In my defense there are a lot of great skills to be learned at a day camp. And I’m not just talking about how to make a lanyard key chain. (Although there is something undeniably badass about a well-made lanyard keychain.) No, I’m talking about the social skills that they only ever seem to learn when they get away from my house. Things like how to stand in line without punching the person in front of them repeatedly in the kidneys. Or how to wait their turn at the lunch (or lanyard) table. Or even (gasp!) how to say please and thank you.
But even without the added benefit of teaching my kids the social skills they failed to acquire at home, I think day camp serves a greater purpose for us all by encouraging families not to kill each over the summer. And I mean, less murder is generally considered a good thing, right?
I don’t know, maybe the murder thing is just a problem in my house. Maybe other families sail through the summer break like the Von Trapps, laughing and singing and hiking the whole time.

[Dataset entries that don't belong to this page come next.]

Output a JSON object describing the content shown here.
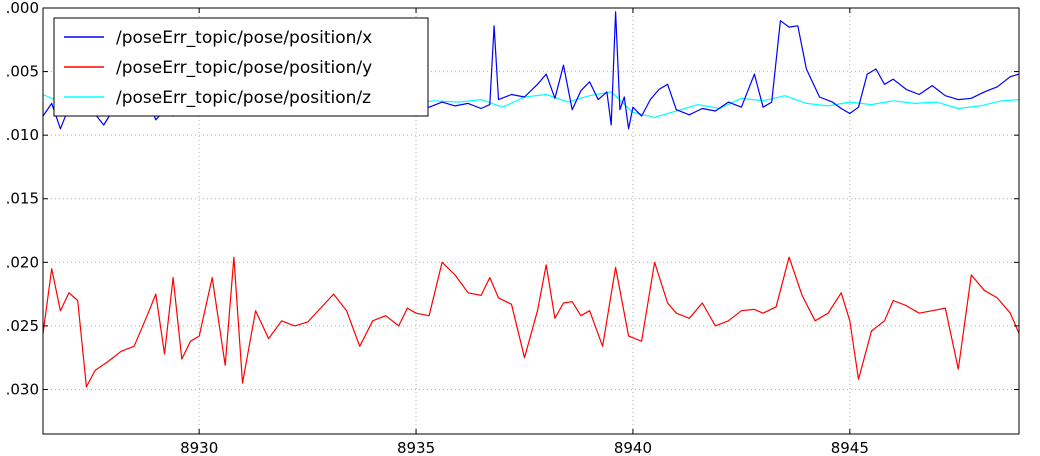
{
  "chart_data": {
    "type": "line",
    "title": "",
    "xlabel": "",
    "ylabel": "",
    "xlim": [
      8926.4,
      8948.9
    ],
    "ylim": [
      -0.0335,
      0.0
    ],
    "xticks": [
      8930,
      8935,
      8940,
      8945
    ],
    "xtick_labels": [
      "8930",
      "8935",
      "8940",
      "8945"
    ],
    "yticks": [
      0.0,
      -0.005,
      -0.01,
      -0.015,
      -0.02,
      -0.025,
      -0.03
    ],
    "ytick_labels": [
      ".000",
      ".005",
      ".010",
      ".015",
      ".020",
      ".025",
      ".030"
    ],
    "grid": true,
    "legend_position": "top-left",
    "series": [
      {
        "name": "/poseErr_topic/pose/position/x",
        "color": "#0000ff",
        "x": [
          8926.4,
          8926.6,
          8926.8,
          8927.0,
          8927.2,
          8927.5,
          8927.8,
          8928.0,
          8928.3,
          8928.6,
          8928.9,
          8929.0,
          8929.2,
          8929.4,
          8929.6,
          8929.8,
          8930.0,
          8930.3,
          8930.6,
          8930.8,
          8931.0,
          8931.3,
          8931.6,
          8931.9,
          8932.2,
          8932.5,
          8932.8,
          8933.1,
          8933.4,
          8933.7,
          8934.0,
          8934.3,
          8934.6,
          8934.8,
          8935.0,
          8935.3,
          8935.6,
          8935.9,
          8936.2,
          8936.5,
          8936.7,
          8936.8,
          8936.9,
          8937.2,
          8937.5,
          8937.8,
          8938.0,
          8938.2,
          8938.4,
          8938.6,
          8938.8,
          8939.0,
          8939.2,
          8939.4,
          8939.5,
          8939.6,
          8939.7,
          8939.8,
          8939.9,
          8940.0,
          8940.2,
          8940.4,
          8940.6,
          8940.8,
          8941.0,
          8941.3,
          8941.6,
          8941.9,
          8942.2,
          8942.5,
          8942.8,
          8943.0,
          8943.2,
          8943.4,
          8943.6,
          8943.8,
          8944.0,
          8944.3,
          8944.6,
          8944.8,
          8945.0,
          8945.2,
          8945.4,
          8945.6,
          8945.8,
          8946.0,
          8946.3,
          8946.6,
          8946.9,
          8947.2,
          8947.5,
          8947.8,
          8948.1,
          8948.4,
          8948.7,
          8948.9
        ],
        "values": [
          -0.0085,
          -0.0075,
          -0.0095,
          -0.0078,
          -0.0082,
          -0.0079,
          -0.0092,
          -0.0081,
          -0.0078,
          -0.0083,
          -0.0079,
          -0.0088,
          -0.008,
          -0.0085,
          -0.0078,
          -0.0082,
          -0.0079,
          -0.0076,
          -0.0081,
          -0.0078,
          -0.0074,
          -0.0079,
          -0.0077,
          -0.0081,
          -0.0075,
          -0.0078,
          -0.008,
          -0.0077,
          -0.0079,
          -0.0082,
          -0.0078,
          -0.008,
          -0.0077,
          -0.0079,
          -0.0076,
          -0.0078,
          -0.0074,
          -0.0077,
          -0.0075,
          -0.0079,
          -0.0076,
          -0.0014,
          -0.0072,
          -0.0068,
          -0.007,
          -0.006,
          -0.0052,
          -0.0071,
          -0.0045,
          -0.008,
          -0.0065,
          -0.0058,
          -0.0072,
          -0.0066,
          -0.0092,
          -0.0003,
          -0.008,
          -0.007,
          -0.0095,
          -0.0078,
          -0.0085,
          -0.0072,
          -0.0064,
          -0.006,
          -0.008,
          -0.0084,
          -0.0079,
          -0.0081,
          -0.0074,
          -0.0078,
          -0.0052,
          -0.0078,
          -0.0074,
          -0.001,
          -0.0015,
          -0.0014,
          -0.0048,
          -0.007,
          -0.0074,
          -0.0079,
          -0.0083,
          -0.0078,
          -0.0052,
          -0.0048,
          -0.006,
          -0.0056,
          -0.0064,
          -0.0068,
          -0.0061,
          -0.0069,
          -0.0072,
          -0.0071,
          -0.0066,
          -0.0062,
          -0.0054,
          -0.0052
        ]
      },
      {
        "name": "/poseErr_topic/pose/position/y",
        "color": "#ff0000",
        "x": [
          8926.4,
          8926.6,
          8926.8,
          8927.0,
          8927.2,
          8927.4,
          8927.6,
          8927.9,
          8928.2,
          8928.5,
          8928.8,
          8929.0,
          8929.2,
          8929.4,
          8929.6,
          8929.8,
          8930.0,
          8930.3,
          8930.6,
          8930.8,
          8931.0,
          8931.3,
          8931.6,
          8931.9,
          8932.2,
          8932.5,
          8932.8,
          8933.1,
          8933.4,
          8933.7,
          8934.0,
          8934.3,
          8934.6,
          8934.8,
          8935.0,
          8935.3,
          8935.6,
          8935.9,
          8936.2,
          8936.5,
          8936.7,
          8936.9,
          8937.2,
          8937.5,
          8937.8,
          8938.0,
          8938.2,
          8938.4,
          8938.6,
          8938.8,
          8939.0,
          8939.3,
          8939.6,
          8939.9,
          8940.2,
          8940.5,
          8940.8,
          8941.0,
          8941.3,
          8941.6,
          8941.9,
          8942.2,
          8942.5,
          8942.8,
          8943.0,
          8943.3,
          8943.6,
          8943.9,
          8944.2,
          8944.5,
          8944.8,
          8945.0,
          8945.2,
          8945.5,
          8945.8,
          8946.0,
          8946.3,
          8946.6,
          8946.9,
          8947.2,
          8947.5,
          8947.8,
          8948.1,
          8948.4,
          8948.7,
          8948.9
        ],
        "values": [
          -0.0256,
          -0.0205,
          -0.0238,
          -0.0224,
          -0.023,
          -0.0298,
          -0.0285,
          -0.0278,
          -0.027,
          -0.0266,
          -0.0242,
          -0.0225,
          -0.0272,
          -0.0212,
          -0.0276,
          -0.0262,
          -0.0258,
          -0.0212,
          -0.0281,
          -0.0196,
          -0.0295,
          -0.0238,
          -0.026,
          -0.0246,
          -0.025,
          -0.0247,
          -0.0236,
          -0.0225,
          -0.0238,
          -0.0266,
          -0.0246,
          -0.0242,
          -0.025,
          -0.0236,
          -0.024,
          -0.0242,
          -0.02,
          -0.021,
          -0.0224,
          -0.0226,
          -0.0212,
          -0.0228,
          -0.0233,
          -0.0275,
          -0.0238,
          -0.0202,
          -0.0244,
          -0.0232,
          -0.0231,
          -0.0242,
          -0.0238,
          -0.0266,
          -0.0204,
          -0.0258,
          -0.0262,
          -0.02,
          -0.0232,
          -0.024,
          -0.0244,
          -0.0232,
          -0.025,
          -0.0246,
          -0.0238,
          -0.0237,
          -0.024,
          -0.0235,
          -0.0196,
          -0.0226,
          -0.0246,
          -0.024,
          -0.0224,
          -0.0246,
          -0.0292,
          -0.0254,
          -0.0246,
          -0.023,
          -0.0234,
          -0.024,
          -0.0238,
          -0.0236,
          -0.0284,
          -0.021,
          -0.0222,
          -0.0228,
          -0.024,
          -0.0256
        ]
      },
      {
        "name": "/poseErr_topic/pose/position/z",
        "color": "#00ffff",
        "x": [
          8926.4,
          8927.0,
          8927.6,
          8928.2,
          8928.8,
          8929.4,
          8930.0,
          8930.6,
          8931.2,
          8931.8,
          8932.4,
          8933.0,
          8933.6,
          8934.2,
          8934.8,
          8935.4,
          8936.0,
          8936.5,
          8937.0,
          8937.5,
          8938.0,
          8938.5,
          8939.0,
          8939.5,
          8940.0,
          8940.5,
          8941.0,
          8941.5,
          8942.0,
          8942.5,
          8943.0,
          8943.5,
          8944.0,
          8944.5,
          8945.0,
          8945.5,
          8946.0,
          8946.5,
          8947.0,
          8947.5,
          8948.0,
          8948.5,
          8948.9
        ],
        "values": [
          -0.0068,
          -0.0077,
          -0.0082,
          -0.0079,
          -0.008,
          -0.0078,
          -0.0079,
          -0.0077,
          -0.0081,
          -0.0078,
          -0.008,
          -0.0077,
          -0.0079,
          -0.0078,
          -0.0076,
          -0.0073,
          -0.0074,
          -0.0072,
          -0.0078,
          -0.007,
          -0.0068,
          -0.0074,
          -0.0069,
          -0.0066,
          -0.0082,
          -0.0086,
          -0.0081,
          -0.0076,
          -0.0079,
          -0.0071,
          -0.0073,
          -0.0069,
          -0.0075,
          -0.0077,
          -0.0074,
          -0.0076,
          -0.0073,
          -0.0075,
          -0.0074,
          -0.0079,
          -0.0077,
          -0.0073,
          -0.0072
        ]
      }
    ]
  }
}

Maybe. But I doubt it.
All I know is that the same house that is somehow spacious enough for four people during the school year becomes more claustrophobic than steerage class on the Titanic during summer break. And that the same people I can (generally) tolerate all year long somehow start moving their way up the “most endangered” list the further we get from the last day of school.
Maybe it’s not so much that the nature of their annoying habits change, but rather that their frequency does. After all, one crusty mac and cheese bowl in the couch cushions is annoying: six is practically an open and shut case for justifiable homicide.
Even the bartender agreed with me about that.